The economy’s recovery from the worst recession since the Great Depression has slowed and the Fed worries that sluggish demand given a 9.6 percent unemployment rate could end up in a crippling downward spiral in prices.

The Fed has already taken benchmark interest rates effectively to zero and bought some $1.7 trillion in Treasury and mortgage-related debt.

The housing market is starting to settle down after hefty declines following the expiration of a government tax credit for home buyers. A survey on Monday showed sentiment among home builders edged up this month.

However, recovery will likely be feeble amid an overhang of unsold homes and stubbornly high unemployment, even though mortgage rates are near record lows.

New building permits dropped 5.6 percent to a 539,000-unit pace last month after a 2.1 percent increase in August. Permits were dragged down by a 20.2 percent tumble in multifamily units. Permits for single-family homes rose 0.5 percent.

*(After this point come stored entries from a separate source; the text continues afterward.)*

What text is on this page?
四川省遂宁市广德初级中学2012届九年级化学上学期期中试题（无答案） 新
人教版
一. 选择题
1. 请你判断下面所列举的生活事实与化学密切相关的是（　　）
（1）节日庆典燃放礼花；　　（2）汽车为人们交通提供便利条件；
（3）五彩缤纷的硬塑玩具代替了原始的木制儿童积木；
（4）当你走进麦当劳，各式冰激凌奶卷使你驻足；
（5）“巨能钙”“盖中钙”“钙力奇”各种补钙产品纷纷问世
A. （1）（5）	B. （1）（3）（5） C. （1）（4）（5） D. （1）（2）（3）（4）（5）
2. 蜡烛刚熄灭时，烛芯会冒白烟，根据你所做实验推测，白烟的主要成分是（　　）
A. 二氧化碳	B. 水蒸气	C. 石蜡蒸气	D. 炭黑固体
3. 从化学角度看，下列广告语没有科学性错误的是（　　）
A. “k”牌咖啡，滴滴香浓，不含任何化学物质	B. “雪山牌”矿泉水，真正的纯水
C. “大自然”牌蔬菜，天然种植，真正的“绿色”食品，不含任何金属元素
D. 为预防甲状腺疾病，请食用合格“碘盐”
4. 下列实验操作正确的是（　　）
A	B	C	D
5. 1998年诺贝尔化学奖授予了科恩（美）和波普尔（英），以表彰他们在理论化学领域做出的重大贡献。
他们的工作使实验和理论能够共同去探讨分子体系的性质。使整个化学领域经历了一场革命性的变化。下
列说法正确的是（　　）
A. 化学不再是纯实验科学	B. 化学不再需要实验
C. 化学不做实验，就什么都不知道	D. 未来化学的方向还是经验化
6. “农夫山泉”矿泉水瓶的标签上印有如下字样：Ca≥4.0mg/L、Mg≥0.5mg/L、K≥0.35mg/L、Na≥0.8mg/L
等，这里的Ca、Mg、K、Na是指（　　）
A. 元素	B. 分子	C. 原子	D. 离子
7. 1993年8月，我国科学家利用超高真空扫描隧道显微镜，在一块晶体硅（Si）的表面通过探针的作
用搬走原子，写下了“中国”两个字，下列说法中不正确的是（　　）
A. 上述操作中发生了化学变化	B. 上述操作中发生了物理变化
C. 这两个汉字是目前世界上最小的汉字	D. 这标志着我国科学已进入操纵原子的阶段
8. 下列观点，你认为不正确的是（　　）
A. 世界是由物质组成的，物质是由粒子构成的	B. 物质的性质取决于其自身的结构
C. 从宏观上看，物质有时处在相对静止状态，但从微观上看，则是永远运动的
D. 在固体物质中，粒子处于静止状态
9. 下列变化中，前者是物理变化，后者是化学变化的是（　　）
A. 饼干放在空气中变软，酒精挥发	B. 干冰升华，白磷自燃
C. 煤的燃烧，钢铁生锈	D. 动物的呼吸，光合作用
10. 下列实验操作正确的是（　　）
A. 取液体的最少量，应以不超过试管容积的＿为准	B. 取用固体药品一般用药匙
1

Economists had expected overall building permits to rise to a 580,000-unit pace in September.

“Mounting shadow inventories, near record-low home sales and a lack of jobs mean any pick-up will be painful and will take time to develop,” said Yelena Shulyatyeva, an economist at BNP Paribas in New York.

Groundbreaking last month was lifted by a 4.4 percent increase in single-family home construction. Starts for the volatile multifamily segment fell 9.7 percent.

Analysts are keeping a wary eye on the foreclosures investigation, which they fear may stall the housing market’s recovery as banks hold back on planned foreclosures. The White House warned banks on Tuesday it would pursue them for any mortgage practices that violated the law.

“As we see it, if the costs and risks of lending have risen, even as a result of recognizing past mistakes, lenders may back away from their incipient recovery in lending appetite,” said Steven Wieting, an economist at Citigroup in New York.

“Sales disruptions would tend to be more concentrated in distressed home resale markets than new home sales and construction.”